Nevada farmers worry about water

By Brendan Riley
From AP

CARSON CITY, Nev. (AP) - Roderick McKenzie and other central Nevada farmers fear booming Las Vegas is going to suck their farmland dry.

They are fighting a plan to pump billions of gallons of water south across the desert for use in the fast-growing Las Vegas area, saying it would eat up groundwater supplies and spell the end for ranchers and farmers in rural valleys.

''It's not a smart thing to let the state engineer go into a valley and take water that's probably going somewhere else,'' McKenzie said. ''Once the water table starts to drop it will continue to drop.''

The Southern Nevada Water Authority wants to draw more than 11.3 billion gallons of groundwater a year from the Delamar, Dry Lake and Cave valleys, all in central Lincoln County and along the route of a proposed water pipeline that will stretch 250 miles across the state like a giant straw.

That amount of water, expanded through reuse and other means, could supply more than 100,000 homes in the fast-growing Las Vegas area, authorities say.

But McKenzie, who heads Lund Irrigation & Water Co., said water under nearby Cave Valley can be linked to subsurface water in the Lund area and a big drawdown in one area could hurt the other.

He is worried because ranchers in his company run cattle in Cave Valley in the summer and fall and depend on the springs.

''That's the whole basis of our protest,'' he said. ''It's not knowing where the water is coming from in the first place, and not knowing where it's going.''

The state's share of the Colorado River cannot sustain continued growth around Las Vegas, home to about three of every four Nevada residents. Drought has placed a greater strain on the river's supply.

After initially opposing it, Lincoln County has agreed to go along with the water authority plan, which is part of a $2 billion water pipeline project to tap into water around Nevada. The agreement states which groundwater basins in the county can be developed.

''This is very important because it's a critical part of our overall groundwater project,'' said water authority spokesman J.C. Davis.

Davis said Lincoln County's support will help during the state engineer's hearings on the plan. A prehearing conference has been set for Aug. 28 by the state engineer and the water authority has asked for Jan. 14-18 hearings.

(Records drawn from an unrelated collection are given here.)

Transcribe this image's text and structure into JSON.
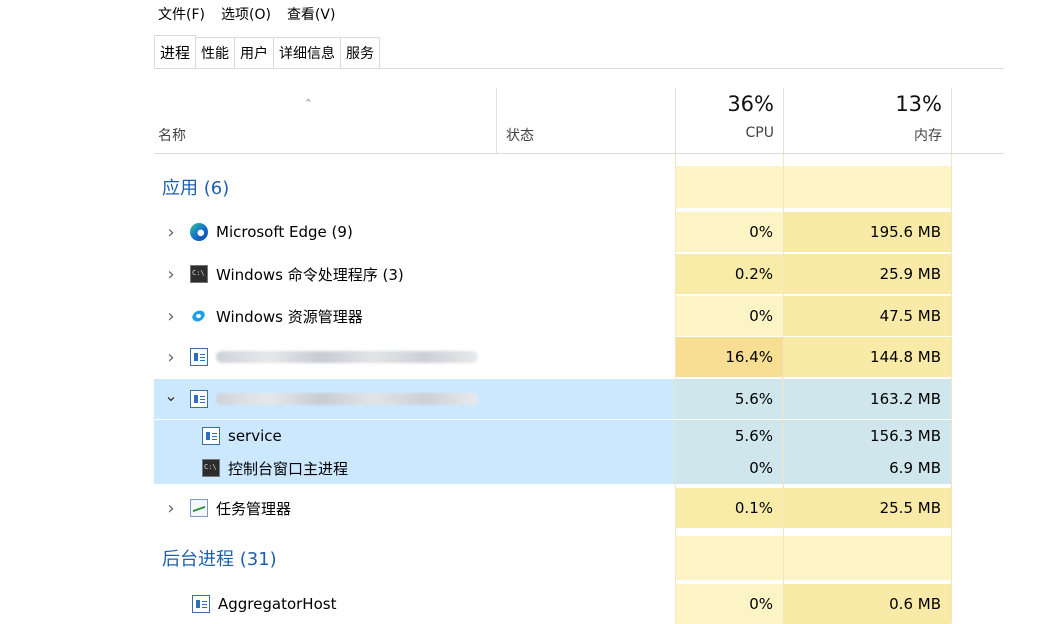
{
  "menu": [
    "文件(F)",
    "选项(O)",
    "查看(V)"
  ],
  "tabs": [
    "进程",
    "性能",
    "用户",
    "详细信息",
    "服务"
  ],
  "active_tab": "进程",
  "headers": {
    "sort_indicator": "^",
    "name": "名称",
    "status": "状态",
    "cpu_percent": "36%",
    "cpu": "CPU",
    "mem_percent": "13%",
    "mem": "内存"
  },
  "groups": {
    "apps": "应用 (6)",
    "background": "后台进程 (31)"
  },
  "rows": [
    {
      "kind": "group",
      "label_ref": "apps"
    },
    {
      "kind": "app",
      "icon": "edge-icon",
      "name": "Microsoft Edge (9)",
      "cpu": "0%",
      "mem": "195.6 MB",
      "expanded": false
    },
    {
      "kind": "app",
      "icon": "console-icon",
      "name": "Windows 命令处理程序 (3)",
      "cpu": "0.2%",
      "mem": "25.9 MB",
      "expanded": false
    },
    {
      "kind": "app",
      "icon": "explorer-icon",
      "name": "Windows 资源管理器",
      "cpu": "0%",
      "mem": "47.5 MB",
      "expanded": false
    },
    {
      "kind": "app",
      "icon": "service-icon",
      "name": "",
      "blurred": true,
      "cpu": "16.4%",
      "mem": "144.8 MB",
      "expanded": false
    },
    {
      "kind": "app",
      "icon": "service-icon",
      "name": "",
      "blurred": true,
      "cpu": "5.6%",
      "mem": "163.2 MB",
      "expanded": true,
      "selected": true
    },
    {
      "kind": "child",
      "icon": "service-icon",
      "name": "service",
      "cpu": "5.6%",
      "mem": "156.3 MB",
      "selected": true
    },
    {
      "kind": "child",
      "icon": "console-icon",
      "name": "控制台窗口主进程",
      "cpu": "0%",
      "mem": "6.9 MB",
      "selected": true
    },
    {
      "kind": "app",
      "icon": "task-manager-icon",
      "name": "任务管理器",
      "cpu": "0.1%",
      "mem": "25.5 MB",
      "expanded": false
    },
    {
      "kind": "group",
      "label_ref": "background"
    },
    {
      "kind": "child-bg",
      "icon": "service-icon",
      "name": "AggregatorHost",
      "cpu": "0%",
      "mem": "0.6 MB"
    }
  ],
  "colors": {
    "cpu_light": "#fdf4c5",
    "cpu_medium": "#f9eca8",
    "cpu_high": "#f8de92",
    "mem_light": "#fdf4c5",
    "mem_medium": "#faeaa7",
    "selected": "#cce8ff",
    "group_text": "#1f5fb0"
  }
}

Davis said the pumping will only take the amount of groundwater that is naturally replenished each year in the valleys. But opponents include the federal Bureau of Land Management, the National Park Service and the U.S. Fish and Wildlife Service.

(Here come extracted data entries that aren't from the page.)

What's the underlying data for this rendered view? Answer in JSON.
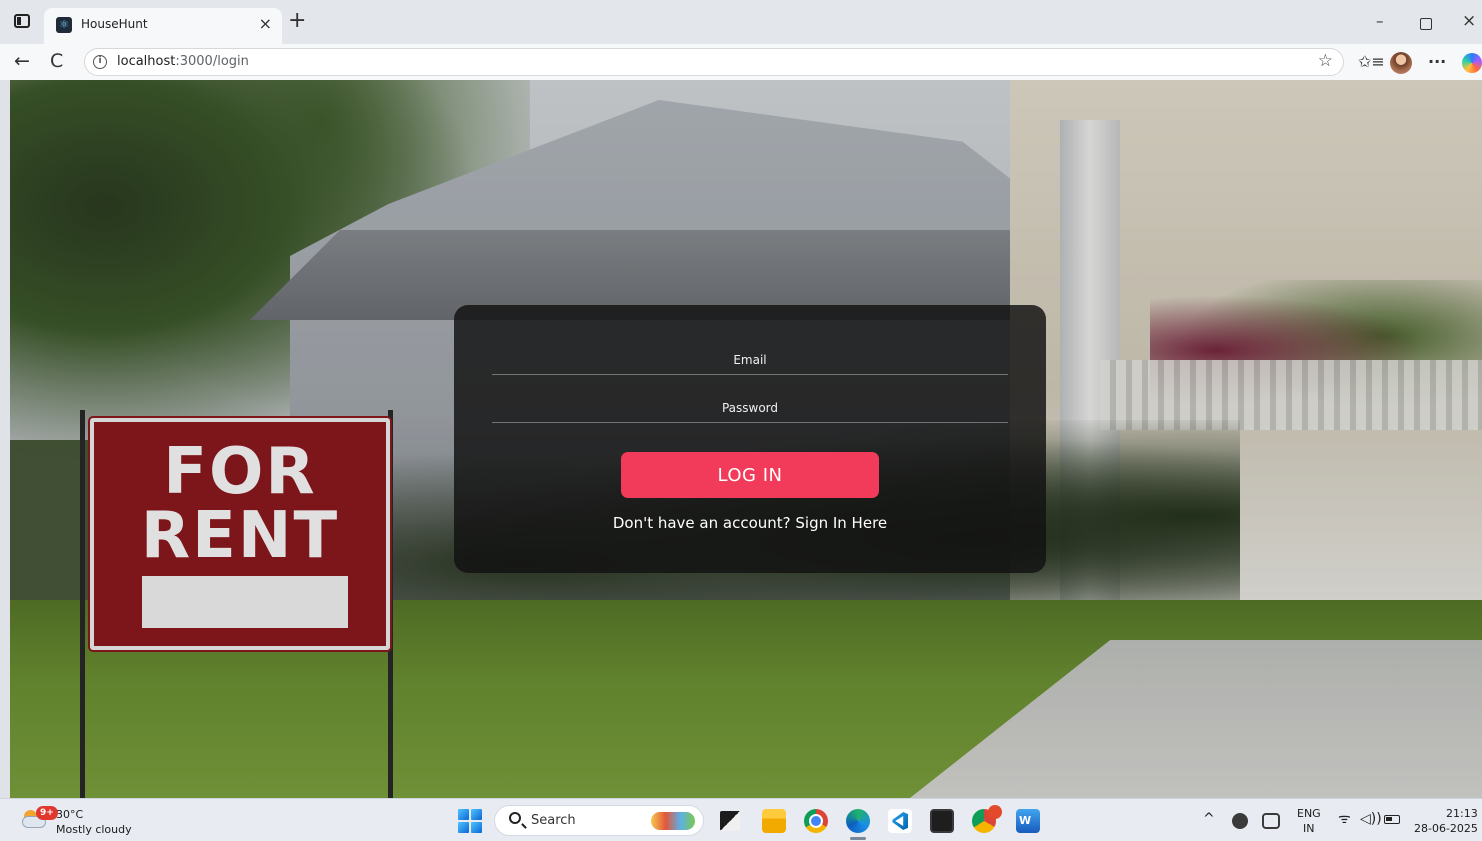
{
  "browser": {
    "tab_title": "HouseHunt",
    "tab_favicon": "react-favicon-icon",
    "url_host": "localhost",
    "url_path": ":3000/login",
    "icons": {
      "back": "←",
      "reload": "C",
      "info": "i",
      "star": "☆",
      "favorites": "✩≡",
      "more": "···",
      "new_tab": "+",
      "close_tab": "×",
      "minimize": "–",
      "close_window": "×"
    }
  },
  "background": {
    "sign_line1": "FOR",
    "sign_line2": "RENT"
  },
  "login": {
    "email_placeholder": "Email",
    "password_placeholder": "Password",
    "submit_label": "LOG IN",
    "signup_prompt": "Don't have an account? Sign In Here",
    "colors": {
      "button": "#f23b5a",
      "card": "#121212"
    }
  },
  "taskbar": {
    "weather": {
      "badge": "9+",
      "temperature": "30°C",
      "condition": "Mostly cloudy"
    },
    "search_label": "Search",
    "tray": {
      "chevron": "^",
      "lang_line1": "ENG",
      "lang_line2": "IN",
      "wifi": "ᯤ",
      "volume": "◁))"
    },
    "clock": {
      "time": "21:13",
      "date": "28-06-2025"
    }
  }
}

Ranchers and other landowners who oppose the plan are getting support from groups such as the Western Environmental Law Center, Great Basin Water Network and the Progressive Leadership Alliance of Nevada, among others.

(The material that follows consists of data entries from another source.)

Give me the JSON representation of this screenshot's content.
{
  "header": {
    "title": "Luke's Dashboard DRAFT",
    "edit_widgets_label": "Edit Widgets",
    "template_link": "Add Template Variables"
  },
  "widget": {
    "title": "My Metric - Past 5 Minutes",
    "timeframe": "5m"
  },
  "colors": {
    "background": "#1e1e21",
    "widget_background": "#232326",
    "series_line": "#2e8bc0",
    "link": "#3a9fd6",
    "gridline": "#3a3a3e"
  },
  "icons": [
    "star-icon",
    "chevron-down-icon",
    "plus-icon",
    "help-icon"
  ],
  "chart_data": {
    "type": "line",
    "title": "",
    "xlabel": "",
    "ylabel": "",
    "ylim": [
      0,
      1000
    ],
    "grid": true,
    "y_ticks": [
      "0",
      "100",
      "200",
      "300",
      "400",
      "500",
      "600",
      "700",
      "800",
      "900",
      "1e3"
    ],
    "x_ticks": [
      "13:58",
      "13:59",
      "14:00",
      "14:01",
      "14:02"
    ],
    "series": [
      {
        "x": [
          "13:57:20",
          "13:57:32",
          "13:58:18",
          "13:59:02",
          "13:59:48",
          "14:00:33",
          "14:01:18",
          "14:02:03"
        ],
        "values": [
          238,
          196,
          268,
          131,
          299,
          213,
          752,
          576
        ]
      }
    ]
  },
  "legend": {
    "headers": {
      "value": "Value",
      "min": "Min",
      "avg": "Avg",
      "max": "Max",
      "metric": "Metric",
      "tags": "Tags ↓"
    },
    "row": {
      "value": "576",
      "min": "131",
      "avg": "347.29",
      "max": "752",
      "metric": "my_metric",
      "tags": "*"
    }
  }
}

The water authority's theory on available groundwater is challenged by Susan Lynn of the Great Basin Water Network, who said the water ''recharge'' in the area is not substantial and pumping will dry up springs there and in adjacent areas.

''They don't call it Dry Lake Valley for nothing,'' Lynn said. ''This is just simply mining of water. Once it's gone, it's gone.''

The water authority's eventual goal is to tap into enough water in rural Nevada to serve more than 230,000 homes, besides about 400,000 households already getting the agency's water in the Las Vegas area, one of the fastest growing regions in the nation.

The agency hopes to begin delivering the rural groundwater to Las Vegas by 2015.

Economic analyst Jeremy Aguero said an inadequate water supply would have wide-ranging consequences, including a slowdown in investments and construction, reduced public services and other problems that could ripple across Nevada.

''Imagine a situation in which developers believed tomorrow couldn't be a better day because development would be stalled by insufficient water resources,'' Aguero said.